Daunt also said: "If publishers who are grappling with a rapidly changing environment want to pin on me the blame for x or y brand name selling less, at the same time as their digital sales going through the roof, they just can't have it both ways. That process of adjustment is difficult."
Meanwhile, in the Mail on Sunday, Daunt said sales in April had been up "for the first time in living memory", and that he plans to introduce "click and collect" mechanisms which enable customers to order online and collect in store as part of the relaunch of the Waterstones internet business next year.
He added that the business was a "spluttering Lada" when Alexander Mamut bought it, and denied calling Amazon "the devil", as he has been quoted.
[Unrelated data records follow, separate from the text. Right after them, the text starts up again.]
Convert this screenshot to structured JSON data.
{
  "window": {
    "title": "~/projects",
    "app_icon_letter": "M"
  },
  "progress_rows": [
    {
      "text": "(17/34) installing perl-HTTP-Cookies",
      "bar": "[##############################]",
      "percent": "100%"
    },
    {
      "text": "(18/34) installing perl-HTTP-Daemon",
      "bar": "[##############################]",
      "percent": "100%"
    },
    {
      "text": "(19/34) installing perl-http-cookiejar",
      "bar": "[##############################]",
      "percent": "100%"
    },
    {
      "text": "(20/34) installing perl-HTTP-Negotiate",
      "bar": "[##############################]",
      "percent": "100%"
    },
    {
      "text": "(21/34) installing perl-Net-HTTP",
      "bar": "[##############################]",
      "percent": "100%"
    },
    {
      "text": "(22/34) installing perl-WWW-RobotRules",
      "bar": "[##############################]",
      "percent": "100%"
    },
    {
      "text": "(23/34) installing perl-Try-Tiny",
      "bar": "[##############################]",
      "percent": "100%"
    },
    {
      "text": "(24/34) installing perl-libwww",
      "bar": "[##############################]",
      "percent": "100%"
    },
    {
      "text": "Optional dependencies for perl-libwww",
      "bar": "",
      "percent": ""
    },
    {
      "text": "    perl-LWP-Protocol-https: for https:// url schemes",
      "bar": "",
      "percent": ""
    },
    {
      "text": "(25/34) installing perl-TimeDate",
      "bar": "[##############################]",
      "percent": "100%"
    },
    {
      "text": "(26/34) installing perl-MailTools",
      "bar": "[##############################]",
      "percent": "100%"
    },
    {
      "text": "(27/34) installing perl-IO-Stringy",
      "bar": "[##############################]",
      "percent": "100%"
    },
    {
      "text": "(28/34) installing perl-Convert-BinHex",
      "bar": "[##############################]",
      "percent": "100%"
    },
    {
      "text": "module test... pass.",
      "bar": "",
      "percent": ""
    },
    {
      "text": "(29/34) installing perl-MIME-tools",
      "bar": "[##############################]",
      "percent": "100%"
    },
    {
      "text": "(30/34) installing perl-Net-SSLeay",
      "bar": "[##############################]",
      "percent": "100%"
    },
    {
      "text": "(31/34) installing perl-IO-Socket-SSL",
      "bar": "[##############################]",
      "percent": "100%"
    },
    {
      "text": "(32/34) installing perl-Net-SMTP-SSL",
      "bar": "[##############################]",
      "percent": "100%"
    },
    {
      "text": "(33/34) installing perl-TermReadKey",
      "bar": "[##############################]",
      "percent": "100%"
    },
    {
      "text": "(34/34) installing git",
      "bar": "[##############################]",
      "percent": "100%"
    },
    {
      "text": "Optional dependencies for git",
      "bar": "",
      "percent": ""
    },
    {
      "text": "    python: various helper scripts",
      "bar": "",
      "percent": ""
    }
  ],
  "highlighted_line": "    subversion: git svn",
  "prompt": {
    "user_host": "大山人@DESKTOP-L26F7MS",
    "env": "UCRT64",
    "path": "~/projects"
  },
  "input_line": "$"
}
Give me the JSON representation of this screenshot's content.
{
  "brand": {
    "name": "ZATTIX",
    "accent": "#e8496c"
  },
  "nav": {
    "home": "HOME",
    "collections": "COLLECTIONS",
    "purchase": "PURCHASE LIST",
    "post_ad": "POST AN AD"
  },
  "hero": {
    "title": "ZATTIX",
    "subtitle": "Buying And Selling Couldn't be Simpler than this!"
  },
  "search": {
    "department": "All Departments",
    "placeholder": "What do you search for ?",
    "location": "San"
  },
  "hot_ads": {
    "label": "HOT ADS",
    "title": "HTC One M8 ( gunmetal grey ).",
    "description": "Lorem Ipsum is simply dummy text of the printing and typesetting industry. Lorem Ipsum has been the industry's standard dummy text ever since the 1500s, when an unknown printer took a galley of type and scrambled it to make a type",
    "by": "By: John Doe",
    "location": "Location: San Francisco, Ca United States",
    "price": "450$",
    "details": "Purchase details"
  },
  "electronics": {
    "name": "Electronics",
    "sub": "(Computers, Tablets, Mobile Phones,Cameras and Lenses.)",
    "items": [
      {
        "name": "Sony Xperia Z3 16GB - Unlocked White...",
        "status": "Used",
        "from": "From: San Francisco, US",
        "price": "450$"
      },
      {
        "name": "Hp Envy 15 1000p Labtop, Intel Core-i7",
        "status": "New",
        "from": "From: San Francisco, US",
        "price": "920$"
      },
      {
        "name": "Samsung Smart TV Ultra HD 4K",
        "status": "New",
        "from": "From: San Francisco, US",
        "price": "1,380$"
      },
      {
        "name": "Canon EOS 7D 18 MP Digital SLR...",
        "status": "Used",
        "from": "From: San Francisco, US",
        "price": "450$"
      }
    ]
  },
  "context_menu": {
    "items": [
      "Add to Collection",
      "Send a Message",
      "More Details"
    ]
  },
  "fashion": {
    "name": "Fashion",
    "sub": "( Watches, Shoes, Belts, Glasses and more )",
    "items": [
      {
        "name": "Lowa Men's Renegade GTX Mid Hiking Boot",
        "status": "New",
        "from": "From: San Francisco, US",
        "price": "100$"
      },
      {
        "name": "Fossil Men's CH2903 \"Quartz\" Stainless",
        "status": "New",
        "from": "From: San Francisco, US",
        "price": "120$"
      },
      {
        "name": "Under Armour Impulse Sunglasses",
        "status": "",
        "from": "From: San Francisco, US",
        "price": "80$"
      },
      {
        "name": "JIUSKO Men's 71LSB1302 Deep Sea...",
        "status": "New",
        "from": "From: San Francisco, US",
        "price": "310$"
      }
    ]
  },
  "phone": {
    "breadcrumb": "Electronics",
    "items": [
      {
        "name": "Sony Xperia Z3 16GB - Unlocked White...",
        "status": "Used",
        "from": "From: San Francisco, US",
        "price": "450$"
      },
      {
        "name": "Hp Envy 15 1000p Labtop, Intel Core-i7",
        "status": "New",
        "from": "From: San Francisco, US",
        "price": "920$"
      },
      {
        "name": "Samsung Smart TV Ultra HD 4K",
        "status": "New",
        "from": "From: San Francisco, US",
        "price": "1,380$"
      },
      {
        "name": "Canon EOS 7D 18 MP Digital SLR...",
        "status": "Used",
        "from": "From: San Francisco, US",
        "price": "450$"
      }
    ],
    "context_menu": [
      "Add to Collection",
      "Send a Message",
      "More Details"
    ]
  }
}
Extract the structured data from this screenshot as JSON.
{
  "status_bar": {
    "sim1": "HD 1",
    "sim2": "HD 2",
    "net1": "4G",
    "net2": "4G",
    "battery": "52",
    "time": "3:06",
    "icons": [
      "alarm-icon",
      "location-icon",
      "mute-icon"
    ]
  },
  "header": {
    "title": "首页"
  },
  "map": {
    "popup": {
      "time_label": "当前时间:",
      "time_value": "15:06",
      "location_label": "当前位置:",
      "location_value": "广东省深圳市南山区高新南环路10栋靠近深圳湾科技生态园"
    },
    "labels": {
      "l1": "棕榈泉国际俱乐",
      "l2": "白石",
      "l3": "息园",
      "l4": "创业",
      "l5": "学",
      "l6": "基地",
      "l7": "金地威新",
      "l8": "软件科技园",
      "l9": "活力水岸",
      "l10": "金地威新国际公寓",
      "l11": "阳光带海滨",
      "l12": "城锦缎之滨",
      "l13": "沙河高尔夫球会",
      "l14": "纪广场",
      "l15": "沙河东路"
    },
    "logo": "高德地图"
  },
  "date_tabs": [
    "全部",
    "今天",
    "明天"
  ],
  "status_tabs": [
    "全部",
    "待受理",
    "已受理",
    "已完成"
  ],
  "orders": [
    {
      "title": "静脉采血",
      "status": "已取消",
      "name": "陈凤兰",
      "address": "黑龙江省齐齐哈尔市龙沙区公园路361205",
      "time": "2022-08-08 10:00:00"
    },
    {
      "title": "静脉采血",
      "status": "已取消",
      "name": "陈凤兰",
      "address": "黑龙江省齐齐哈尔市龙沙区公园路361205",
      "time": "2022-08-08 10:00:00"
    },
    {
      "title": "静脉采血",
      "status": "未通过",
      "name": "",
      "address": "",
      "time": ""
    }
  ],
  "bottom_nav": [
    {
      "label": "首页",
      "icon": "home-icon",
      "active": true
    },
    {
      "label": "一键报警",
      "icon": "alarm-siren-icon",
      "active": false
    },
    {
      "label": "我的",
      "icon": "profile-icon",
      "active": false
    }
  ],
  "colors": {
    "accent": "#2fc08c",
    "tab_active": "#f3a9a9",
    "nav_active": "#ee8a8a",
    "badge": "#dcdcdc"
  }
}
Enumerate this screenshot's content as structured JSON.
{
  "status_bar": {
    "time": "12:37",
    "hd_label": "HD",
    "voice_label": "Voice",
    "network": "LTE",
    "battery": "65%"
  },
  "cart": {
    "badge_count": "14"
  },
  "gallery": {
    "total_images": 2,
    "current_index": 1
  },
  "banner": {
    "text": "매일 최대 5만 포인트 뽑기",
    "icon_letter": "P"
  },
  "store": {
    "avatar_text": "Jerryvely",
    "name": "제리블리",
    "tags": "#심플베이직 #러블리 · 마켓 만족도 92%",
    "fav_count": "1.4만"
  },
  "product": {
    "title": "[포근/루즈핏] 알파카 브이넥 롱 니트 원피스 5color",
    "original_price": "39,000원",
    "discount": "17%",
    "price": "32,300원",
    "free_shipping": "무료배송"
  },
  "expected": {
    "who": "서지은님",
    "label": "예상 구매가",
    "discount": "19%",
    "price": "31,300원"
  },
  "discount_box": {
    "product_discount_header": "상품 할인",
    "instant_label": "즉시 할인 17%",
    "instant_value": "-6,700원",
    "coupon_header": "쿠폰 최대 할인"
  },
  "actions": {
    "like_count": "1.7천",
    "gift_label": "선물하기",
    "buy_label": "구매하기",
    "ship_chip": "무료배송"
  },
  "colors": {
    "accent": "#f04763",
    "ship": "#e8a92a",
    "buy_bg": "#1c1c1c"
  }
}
He said: "We need to keep these shops in a relevant place for people that like to read books. I am simply asking what do my customers want and I don't want to exclude people from my shops just because they like to download books from the internet."
Daunt also said that the struggling stores are "still struggling", even while the good stores are doing better, with some managers greeting his leadership with more enthusiasm than others.